White supremacy, as with supremacism in general, is rooted in ethnocentrism and a desire for hegemony. It contains varying degrees of racism and xenophobia. Associations of white supremacy with ethnic cleansing and racial separation are common, but not necessarily intrinsic.
In many states of the United States, non-whites were effectively disenfranchised and prevented from holding government office (or even serving in most government jobs) well into the second half of the 20th century; Native Americans in the U.S. and Canada and Aborigines in Australia were often viewed as little more than obstacles to white settlement, rather than human beings in their own right; many European-settled countries bordering the Pacific Ocean at times severely limited immigration and naturalization from the Asian Pacific countries, usually on an overtly white supremacist basis; the United States allowed individual states to ban interracial marriage as late as 1967 (see Loving v.
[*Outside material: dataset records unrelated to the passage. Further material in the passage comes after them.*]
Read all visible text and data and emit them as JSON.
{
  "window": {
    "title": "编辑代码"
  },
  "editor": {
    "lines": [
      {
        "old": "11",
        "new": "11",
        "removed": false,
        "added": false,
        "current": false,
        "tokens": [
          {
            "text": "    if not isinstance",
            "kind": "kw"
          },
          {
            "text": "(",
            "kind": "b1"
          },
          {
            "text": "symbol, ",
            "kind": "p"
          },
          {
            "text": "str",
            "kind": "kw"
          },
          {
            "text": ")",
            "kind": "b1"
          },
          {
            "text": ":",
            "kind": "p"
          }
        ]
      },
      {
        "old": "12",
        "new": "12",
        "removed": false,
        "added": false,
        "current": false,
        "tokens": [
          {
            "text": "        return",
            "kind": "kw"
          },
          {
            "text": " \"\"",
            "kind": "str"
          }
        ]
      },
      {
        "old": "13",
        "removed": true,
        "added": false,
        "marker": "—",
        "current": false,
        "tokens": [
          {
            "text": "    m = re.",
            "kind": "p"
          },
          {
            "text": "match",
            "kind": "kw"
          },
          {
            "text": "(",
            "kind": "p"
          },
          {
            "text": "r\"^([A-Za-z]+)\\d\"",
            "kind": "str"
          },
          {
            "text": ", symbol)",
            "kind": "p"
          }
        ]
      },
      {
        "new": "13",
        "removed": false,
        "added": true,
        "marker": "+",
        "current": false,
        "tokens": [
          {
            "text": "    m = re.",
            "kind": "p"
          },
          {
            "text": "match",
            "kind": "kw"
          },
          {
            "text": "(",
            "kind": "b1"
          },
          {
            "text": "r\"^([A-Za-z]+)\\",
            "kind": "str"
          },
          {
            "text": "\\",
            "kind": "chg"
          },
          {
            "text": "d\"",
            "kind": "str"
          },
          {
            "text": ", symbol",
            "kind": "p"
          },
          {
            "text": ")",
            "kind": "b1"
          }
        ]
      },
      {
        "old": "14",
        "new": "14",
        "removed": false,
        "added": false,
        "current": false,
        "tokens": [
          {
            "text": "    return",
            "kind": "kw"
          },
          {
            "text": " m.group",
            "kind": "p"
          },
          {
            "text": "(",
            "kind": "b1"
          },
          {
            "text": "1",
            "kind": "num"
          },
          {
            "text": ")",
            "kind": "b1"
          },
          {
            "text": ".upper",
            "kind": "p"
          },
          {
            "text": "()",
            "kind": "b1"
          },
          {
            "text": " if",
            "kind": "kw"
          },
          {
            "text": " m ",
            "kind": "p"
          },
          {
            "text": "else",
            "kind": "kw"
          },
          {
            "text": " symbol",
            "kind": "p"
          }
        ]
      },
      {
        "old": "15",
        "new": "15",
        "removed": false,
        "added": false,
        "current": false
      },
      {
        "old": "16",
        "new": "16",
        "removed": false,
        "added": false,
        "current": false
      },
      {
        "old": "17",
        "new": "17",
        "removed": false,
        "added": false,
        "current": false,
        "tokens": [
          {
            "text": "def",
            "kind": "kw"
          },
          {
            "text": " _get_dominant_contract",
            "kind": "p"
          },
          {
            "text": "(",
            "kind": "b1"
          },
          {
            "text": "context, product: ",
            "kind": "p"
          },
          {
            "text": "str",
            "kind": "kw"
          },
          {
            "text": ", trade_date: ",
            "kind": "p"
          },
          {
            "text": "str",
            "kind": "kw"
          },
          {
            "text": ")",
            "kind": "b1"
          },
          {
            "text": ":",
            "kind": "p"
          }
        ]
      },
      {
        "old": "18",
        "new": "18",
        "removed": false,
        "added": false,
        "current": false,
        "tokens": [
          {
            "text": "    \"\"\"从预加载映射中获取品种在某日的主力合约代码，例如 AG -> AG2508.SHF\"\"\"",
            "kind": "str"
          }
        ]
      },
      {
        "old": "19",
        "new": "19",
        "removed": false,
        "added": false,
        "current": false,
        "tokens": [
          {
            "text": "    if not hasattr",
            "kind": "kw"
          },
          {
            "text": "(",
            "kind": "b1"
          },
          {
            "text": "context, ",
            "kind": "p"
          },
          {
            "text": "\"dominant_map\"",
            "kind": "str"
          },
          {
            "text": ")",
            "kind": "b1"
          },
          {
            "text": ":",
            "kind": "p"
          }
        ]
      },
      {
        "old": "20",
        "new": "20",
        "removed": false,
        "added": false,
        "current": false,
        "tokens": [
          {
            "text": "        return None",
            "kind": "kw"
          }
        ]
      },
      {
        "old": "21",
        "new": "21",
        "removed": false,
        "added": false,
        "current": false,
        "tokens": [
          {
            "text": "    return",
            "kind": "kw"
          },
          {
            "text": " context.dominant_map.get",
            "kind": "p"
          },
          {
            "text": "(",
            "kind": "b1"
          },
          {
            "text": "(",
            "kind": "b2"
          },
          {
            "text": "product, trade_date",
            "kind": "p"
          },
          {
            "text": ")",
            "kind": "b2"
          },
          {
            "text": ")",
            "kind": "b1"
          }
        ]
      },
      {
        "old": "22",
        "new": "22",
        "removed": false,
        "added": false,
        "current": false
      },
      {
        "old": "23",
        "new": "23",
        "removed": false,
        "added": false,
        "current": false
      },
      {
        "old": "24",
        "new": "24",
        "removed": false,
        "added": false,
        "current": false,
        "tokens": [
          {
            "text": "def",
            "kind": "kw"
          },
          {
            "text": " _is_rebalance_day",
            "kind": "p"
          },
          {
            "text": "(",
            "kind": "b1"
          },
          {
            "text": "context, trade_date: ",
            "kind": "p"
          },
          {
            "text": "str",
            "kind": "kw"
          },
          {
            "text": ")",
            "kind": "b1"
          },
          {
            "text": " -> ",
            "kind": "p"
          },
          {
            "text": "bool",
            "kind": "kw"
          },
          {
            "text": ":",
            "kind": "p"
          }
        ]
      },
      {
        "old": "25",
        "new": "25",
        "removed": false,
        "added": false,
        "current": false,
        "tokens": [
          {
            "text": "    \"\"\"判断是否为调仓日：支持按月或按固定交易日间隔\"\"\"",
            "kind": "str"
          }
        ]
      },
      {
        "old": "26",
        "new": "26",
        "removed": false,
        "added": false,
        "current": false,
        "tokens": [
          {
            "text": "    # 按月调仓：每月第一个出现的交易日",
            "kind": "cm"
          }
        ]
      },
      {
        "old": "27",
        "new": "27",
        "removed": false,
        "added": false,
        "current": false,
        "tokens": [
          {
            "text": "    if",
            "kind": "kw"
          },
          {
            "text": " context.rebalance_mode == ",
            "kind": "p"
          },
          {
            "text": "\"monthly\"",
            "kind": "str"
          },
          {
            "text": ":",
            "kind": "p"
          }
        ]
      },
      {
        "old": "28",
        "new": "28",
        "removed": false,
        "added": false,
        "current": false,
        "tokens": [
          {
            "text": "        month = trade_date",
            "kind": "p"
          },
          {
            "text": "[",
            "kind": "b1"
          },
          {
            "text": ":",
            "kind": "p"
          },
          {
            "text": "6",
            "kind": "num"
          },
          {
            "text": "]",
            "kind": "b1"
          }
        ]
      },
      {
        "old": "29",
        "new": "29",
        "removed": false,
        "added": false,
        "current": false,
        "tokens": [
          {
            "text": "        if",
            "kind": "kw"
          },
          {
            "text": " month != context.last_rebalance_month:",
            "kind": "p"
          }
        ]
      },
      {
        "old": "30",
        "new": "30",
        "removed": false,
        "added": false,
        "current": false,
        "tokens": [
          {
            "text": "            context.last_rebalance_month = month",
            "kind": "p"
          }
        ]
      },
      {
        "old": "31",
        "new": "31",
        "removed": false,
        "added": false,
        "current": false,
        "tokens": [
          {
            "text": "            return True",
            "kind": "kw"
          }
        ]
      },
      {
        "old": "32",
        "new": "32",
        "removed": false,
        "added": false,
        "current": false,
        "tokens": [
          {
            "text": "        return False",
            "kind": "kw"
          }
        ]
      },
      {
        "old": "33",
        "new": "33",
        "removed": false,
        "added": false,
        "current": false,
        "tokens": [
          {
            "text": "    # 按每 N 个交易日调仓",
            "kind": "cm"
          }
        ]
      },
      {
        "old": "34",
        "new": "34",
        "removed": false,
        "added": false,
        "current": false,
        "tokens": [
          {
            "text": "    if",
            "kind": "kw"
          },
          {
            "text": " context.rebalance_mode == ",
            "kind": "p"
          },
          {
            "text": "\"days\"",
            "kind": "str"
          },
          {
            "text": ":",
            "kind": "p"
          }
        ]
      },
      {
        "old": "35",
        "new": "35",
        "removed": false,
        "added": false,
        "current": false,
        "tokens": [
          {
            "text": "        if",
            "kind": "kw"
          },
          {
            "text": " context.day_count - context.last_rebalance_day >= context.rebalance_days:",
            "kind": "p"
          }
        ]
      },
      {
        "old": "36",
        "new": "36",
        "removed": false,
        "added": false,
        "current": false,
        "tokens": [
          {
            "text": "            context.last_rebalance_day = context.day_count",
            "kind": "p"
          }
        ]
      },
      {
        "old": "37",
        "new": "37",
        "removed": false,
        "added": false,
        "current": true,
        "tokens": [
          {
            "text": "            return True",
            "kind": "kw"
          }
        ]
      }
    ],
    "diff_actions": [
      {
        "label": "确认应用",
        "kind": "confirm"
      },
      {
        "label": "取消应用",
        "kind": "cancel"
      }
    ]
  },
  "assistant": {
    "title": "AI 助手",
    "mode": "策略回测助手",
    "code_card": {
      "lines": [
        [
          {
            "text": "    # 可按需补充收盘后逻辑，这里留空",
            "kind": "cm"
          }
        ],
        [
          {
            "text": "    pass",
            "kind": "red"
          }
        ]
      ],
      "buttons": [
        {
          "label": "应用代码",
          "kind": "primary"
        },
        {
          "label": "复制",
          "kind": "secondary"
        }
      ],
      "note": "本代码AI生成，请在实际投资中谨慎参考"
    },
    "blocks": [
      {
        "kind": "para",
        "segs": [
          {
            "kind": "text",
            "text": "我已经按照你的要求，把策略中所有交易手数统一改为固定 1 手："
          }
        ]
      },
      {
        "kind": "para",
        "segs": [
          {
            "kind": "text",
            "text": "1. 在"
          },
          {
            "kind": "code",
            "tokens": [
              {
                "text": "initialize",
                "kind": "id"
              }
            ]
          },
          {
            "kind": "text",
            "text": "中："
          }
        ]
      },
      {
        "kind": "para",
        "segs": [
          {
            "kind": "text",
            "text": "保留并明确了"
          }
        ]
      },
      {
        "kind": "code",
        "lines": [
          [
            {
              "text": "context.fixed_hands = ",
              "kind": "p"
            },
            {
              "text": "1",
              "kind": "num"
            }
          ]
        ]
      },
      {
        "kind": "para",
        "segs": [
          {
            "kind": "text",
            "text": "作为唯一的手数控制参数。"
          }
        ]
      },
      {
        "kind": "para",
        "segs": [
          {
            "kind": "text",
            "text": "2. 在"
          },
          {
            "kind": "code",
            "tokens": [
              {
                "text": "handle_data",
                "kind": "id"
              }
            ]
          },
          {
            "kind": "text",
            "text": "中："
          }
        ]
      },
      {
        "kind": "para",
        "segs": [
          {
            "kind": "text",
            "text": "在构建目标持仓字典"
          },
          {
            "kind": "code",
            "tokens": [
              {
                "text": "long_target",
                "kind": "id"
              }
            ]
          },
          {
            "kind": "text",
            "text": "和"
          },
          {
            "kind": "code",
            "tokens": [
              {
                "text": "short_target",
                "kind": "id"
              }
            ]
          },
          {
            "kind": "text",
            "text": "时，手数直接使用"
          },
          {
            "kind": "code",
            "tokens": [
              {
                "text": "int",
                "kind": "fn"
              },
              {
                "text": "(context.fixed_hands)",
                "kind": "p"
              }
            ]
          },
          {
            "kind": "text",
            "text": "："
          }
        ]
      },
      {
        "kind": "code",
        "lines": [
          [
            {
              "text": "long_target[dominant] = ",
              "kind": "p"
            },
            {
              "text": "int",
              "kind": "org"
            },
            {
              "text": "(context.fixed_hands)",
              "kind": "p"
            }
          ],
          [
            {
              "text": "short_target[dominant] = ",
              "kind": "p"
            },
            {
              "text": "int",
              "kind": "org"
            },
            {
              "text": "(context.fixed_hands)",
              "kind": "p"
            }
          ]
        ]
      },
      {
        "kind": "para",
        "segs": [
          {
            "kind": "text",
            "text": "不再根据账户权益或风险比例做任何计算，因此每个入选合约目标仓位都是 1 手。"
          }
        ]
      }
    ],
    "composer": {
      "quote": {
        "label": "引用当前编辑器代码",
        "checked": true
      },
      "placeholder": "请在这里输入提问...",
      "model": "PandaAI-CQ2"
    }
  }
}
Virginia); Rhodesia held out as an overtly white supremacist regime until 1979 and South Africa into the 1990s.
In the United States, the ideology of white supremacy was particularly strong. At the time of the nation's founding, there were African American slaves even in such northern states as New York. The U.S. South until the Civil War sustained a plantation economy based on Black slaves. Even in those parts of the South where African Americans constituted the majority, except for the brief period of the Reconstruction (1866-1877), they were routinely disenfranchised; resistance was successfully held down by state and local governments and by organizations such as the Ku Klux Klan who, as late as the early 1960s practiced lynching—extra-judicial execution—with impunity.